Four Figures on a Step is an oil painting by the Spanish Baroque Tenebrist artist Bartolomé Esteban Murillo. It dates from 1655 and is held in the collection of the Kimbell Art Museum.
About this work
The work may show a bawd, which makes it unusual in his output and almost unheard of in the Spanish art of his time.
Four Figures on a Step is an oil painting by the Spanish artist Bartolomé Esteban Murillo, dated around 1655. It shows a small group of people standing on a step, a subject Murillo rarely chose.
The work may show a bawd, which makes it unusual in his output and almost unheard of in the Spanish art of his time. It was bought by the Kimbell Art Museum in 1984 from the heirs of Charles Russell Feldman.

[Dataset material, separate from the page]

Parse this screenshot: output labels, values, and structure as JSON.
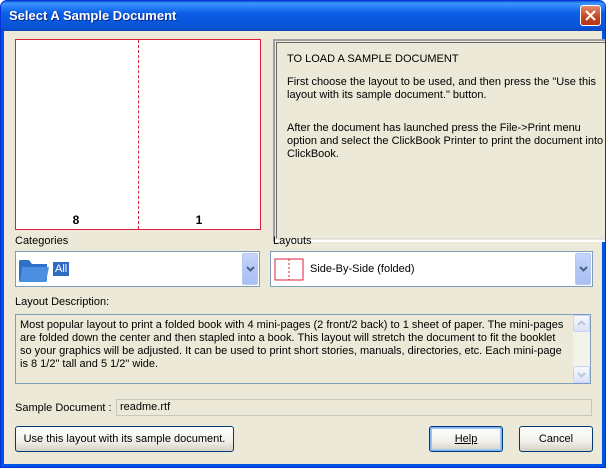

Check out more works at the Kimbell Art Museum.
Overview
Four Figures on a Step is an oil painting on canvas executed by the Spanish artist Bartolomé Esteban Murillo around the middle of the 1650s. The work measures a modest size and depicts a compact group of individuals gathered on a low step. It is part of the collection of the Kimbell Art Museum in Fort Worth, Texas, which acquired the canvas in the mid‑1980s.
Subject & Meaning
The composition presents four figures, one of whom may be interpreted as a bawd—a prostitute or madam—standing amid the others. This identification, based on the figures’ attire and gestures, sets the scene apart from Murillo’s more familiar religious and genre subjects, suggesting a rare glimpse into the artist’s engagement with morally ambiguous urban life.
Technique & Style
Executed in oil, the painting displays Murillo’s characteristic soft modeling of flesh and subtle handling of light, yet the palette is comparatively muted, emphasizing the earthy tones of the step and the figures’ garments. The brushwork is restrained, allowing the forms to emerge with a quiet naturalism that aligns with the artist’s broader Baroque sensibility while addressing an unusual theme.
History & Provenance
After remaining in private hands for centuries, the canvas entered the estate of film producer Charles Russell Feldman. In 1984 the Kimbell Art Museum purchased the work from Feldman’s heirs, adding it to its European holdings and making it accessible for public viewing and scholarly research.
Context
Murillo’s oeuvre is dominated by devotional scenes and tender depictions of children; a secular genre piece featuring a possible bawd is virtually unheard of in 17th‑century Spanish painting. The rarity of such subject matter reflects both the artist’s limited forays into the darker aspects of city life and the broader cultural reticence toward openly portraying vice in contemporary Spanish art.
Artist & collection
Artist
Bartolomé Esteban Murillo ( mure-IL-oh, m(y)uu-REE-oh, Spanish: ; late December 1617, baptised 1 January 1618 – 3 April 1682) was a Spanish Baroque painter.